Jovial Foods Gluten-Free Pasta

This is the newest brand to me; I admit, so I can really only speak to one version of this pasta and it’s their Gluten-Free Brown Rice Egg Tagliatelle because finding gluten-free egg noodles, especially ones that don’t just taste gloppy, is near impossible. I have only eaten these once in a baked pasta dish and if Jovial ever stops making these I will cry; they were perfect. I know they have a lot of different shapes of their regular gluten-free pasta, I just haven’t gotten around to trying it yet. What’s amazing is that this brand is now being carried at Walmart, which I know a lot of people do their grocery shopping there and sometimes have a hard time finding gluten-free options there; this is a great brand to keep an eye out for when you’re doing your grocery shopping at Walmart.

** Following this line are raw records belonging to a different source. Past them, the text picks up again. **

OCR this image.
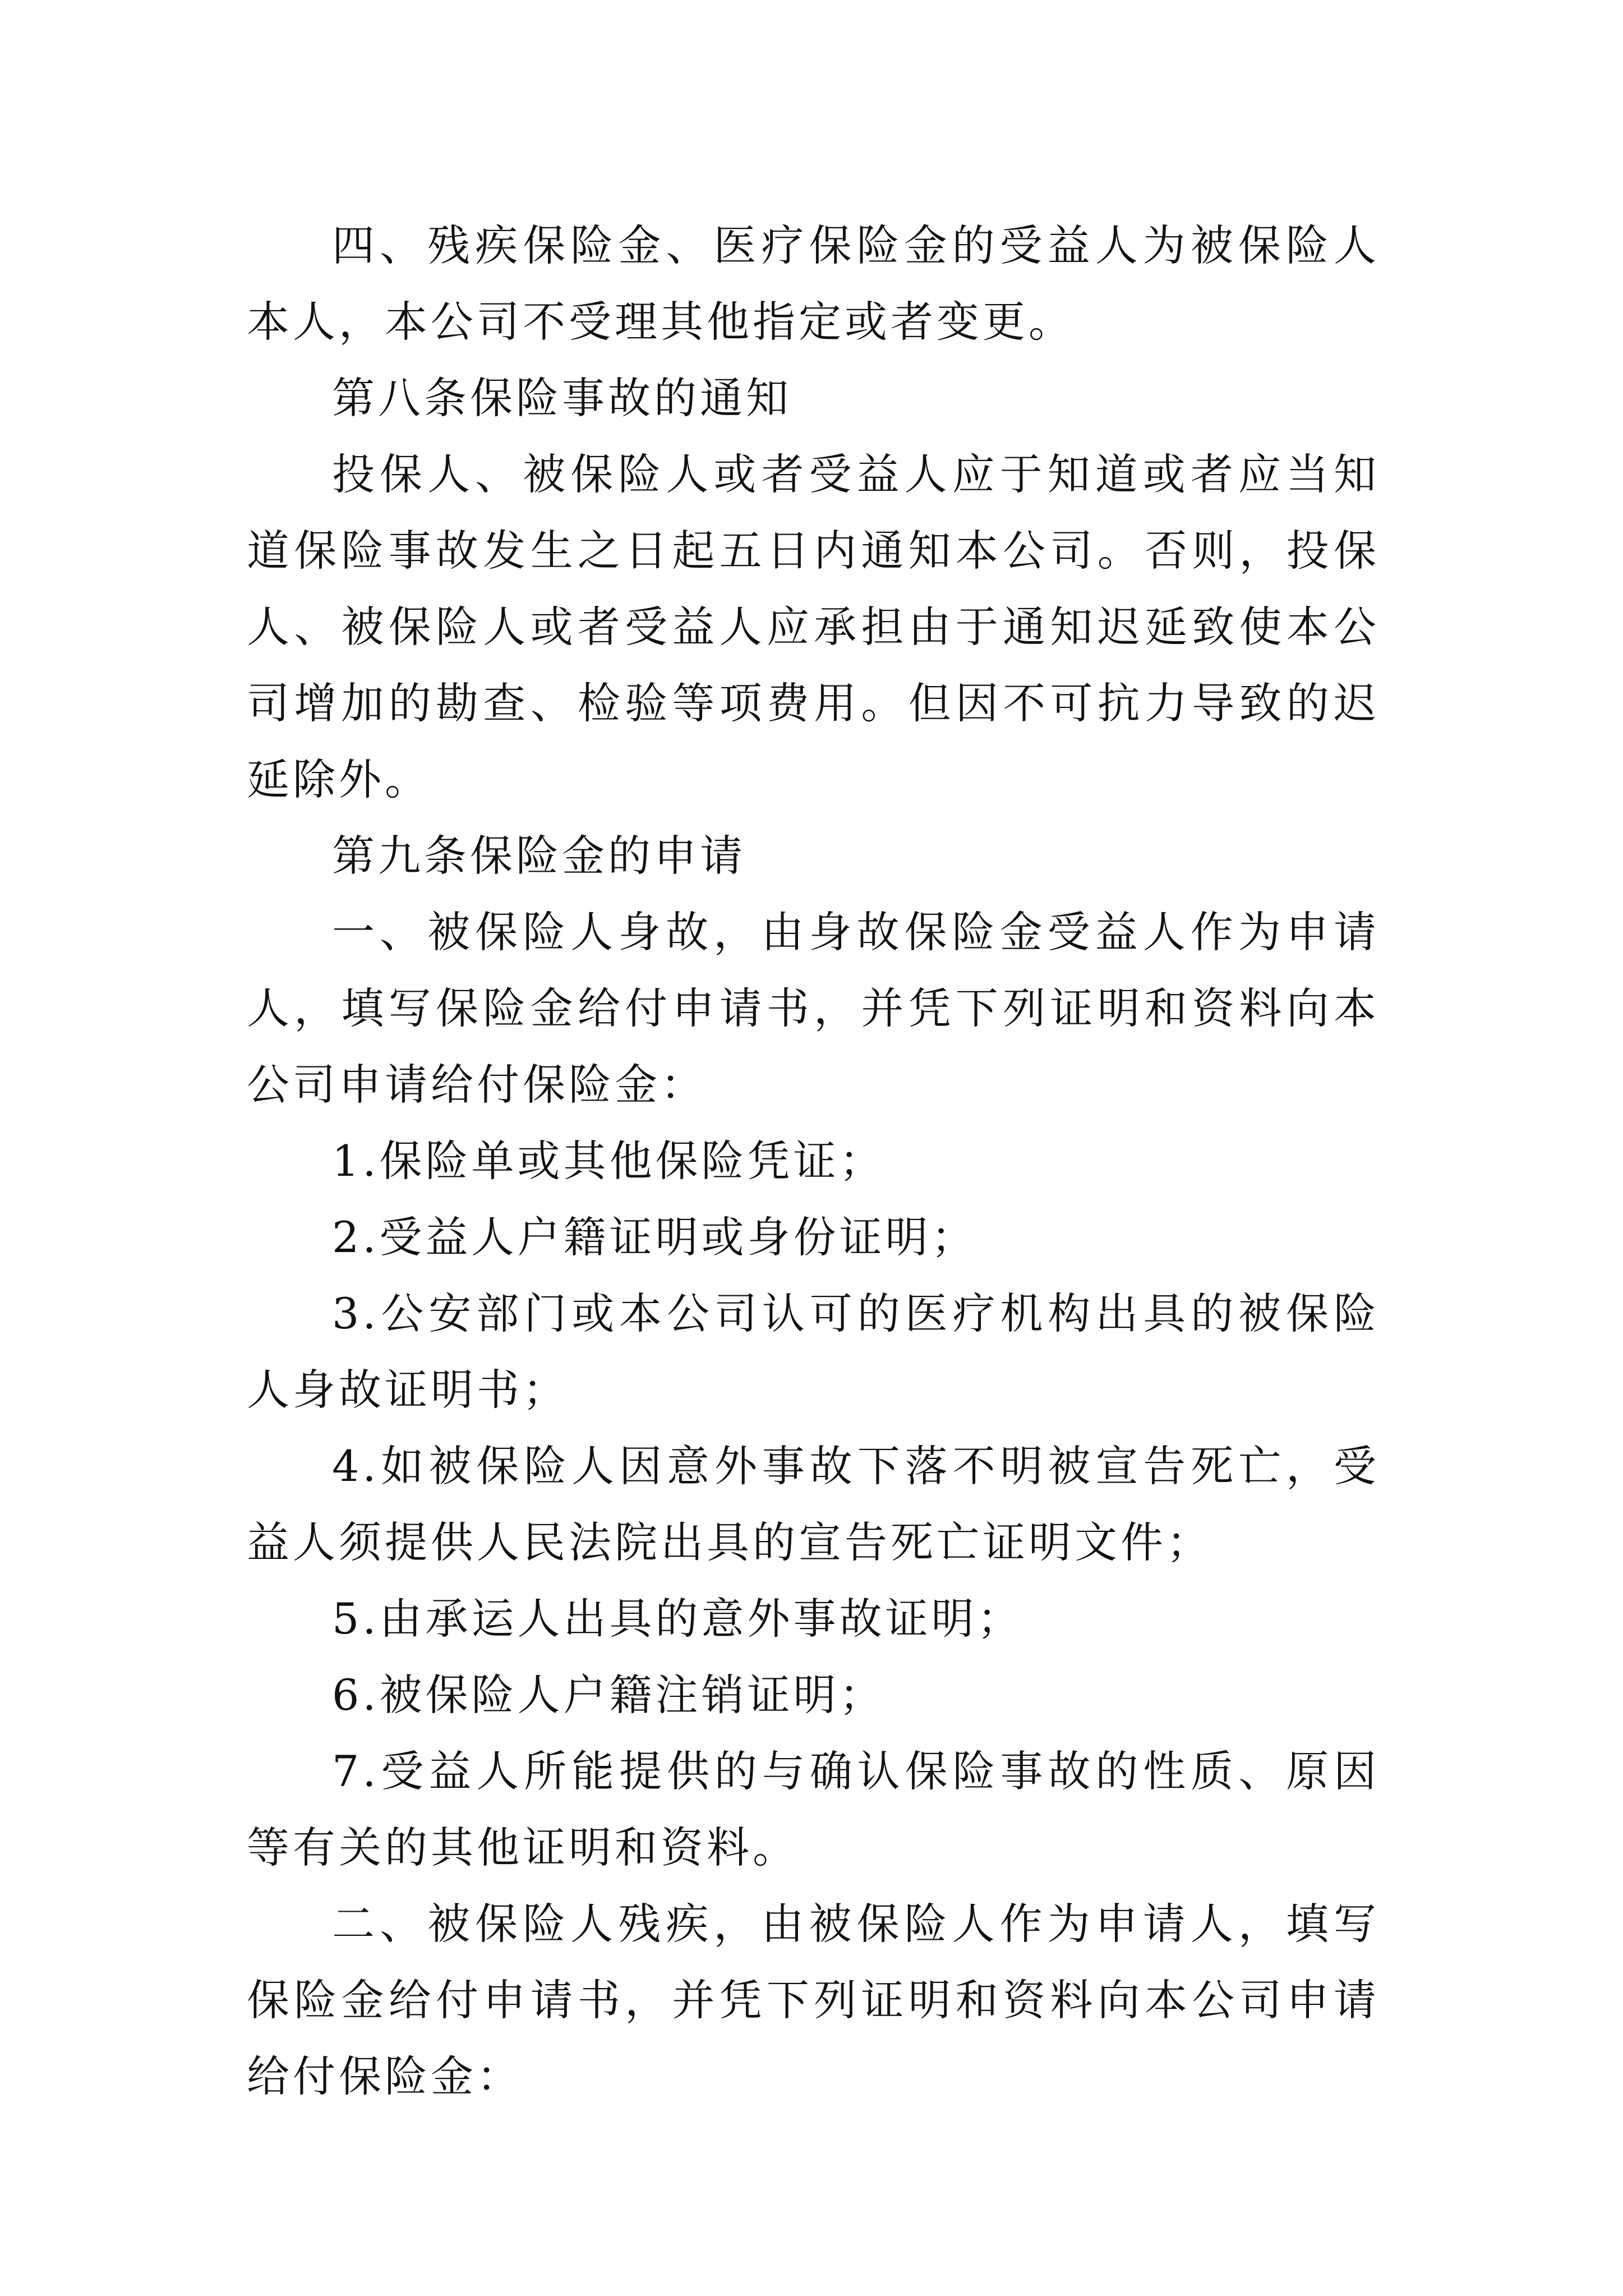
四、残疾保险金、医疗保险金的受益人为被保险人本人，本公司不受理其他指定或者变更。

第八条保险事故的通知

投保人、被保险人或者受益人应于知道或者应当知道保险事故发生之日起五日内通知本公司。否则，投保人、被保险人或者受益人应承担由于通知迟延致使本公司增加的勘查、检验等项费用。但因不可抗力导致的迟延除外。

第九条保险金的申请

一、被保险人身故，由身故保险金受益人作为申请人，填写保险金给付申请书，并凭下列证明和资料向本公司申请给付保险金：

1.保险单或其他保险凭证；

2.受益人户籍证明或身份证明；

3.公安部门或本公司认可的医疗机构出具的被保险人身故证明书；

4.如被保险人因意外事故下落不明被宣告死亡，受益人须提供人民法院出具的宣告死亡证明文件；

5.由承运人出具的意外事故证明；

6.被保险人户籍注销证明；

7.受益人所能提供的与确认保险事故的性质、原因等有关的其他证明和资料。

二、被保险人残疾，由被保险人作为申请人，填写保险金给付申请书，并凭下列证明和资料向本公司申请给付保险金：
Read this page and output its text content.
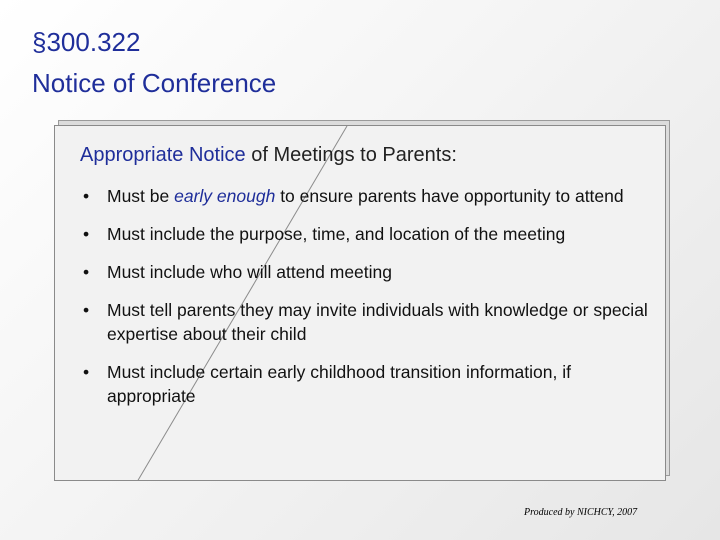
§300.322
Notice of Conference
Appropriate Notice of Meetings to Parents:
• Must be early enough to ensure parents have opportunity to attend
• Must include the purpose, time, and location of the meeting
• Must include who will attend meeting
• Must tell parents they may invite individuals with knowledge or special expertise about their child
• Must include certain early childhood transition information, if appropriate
Produced by NICHCY, 2007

Aldi LiveGFree Organic Brown Rice and Quinoa Pasta

I know Aldi’s aren’t everywhere (yet) but I would be insane if I didn’t put them in this list because their pasta is great. Now, they don’t have the biggest variety of shapes, but if you just need pasta and don’t care what shape it is, go for this one. It’s almost always under $2 a package, so it’s always the cheapest version I can find, it cooks well, and like I said, it tastes good. I actually really like their spaghetti noodles. When I make my meatballs, this is the pasta I use for me because it can hold up to the meatballs without getting crushed or mushy like a lot of longer gluten-free pastas can.

Later on this week, we’re going to talk about how I cook gluten-free pasta because there is a method to it. I feel like a lot of people do it different ways, but this is the way that I’ve had most success with it not turning out to be complete mush. I also have an easy pasta salad recipe coming using gluten-free pasta, because it is possible to make gluten-free pasta salad…it’s a process, again, but possible.

Is there a gluten-free pasta that you love that isn’t mentioned here? Share in the comments, I’m always on board with trying new brands!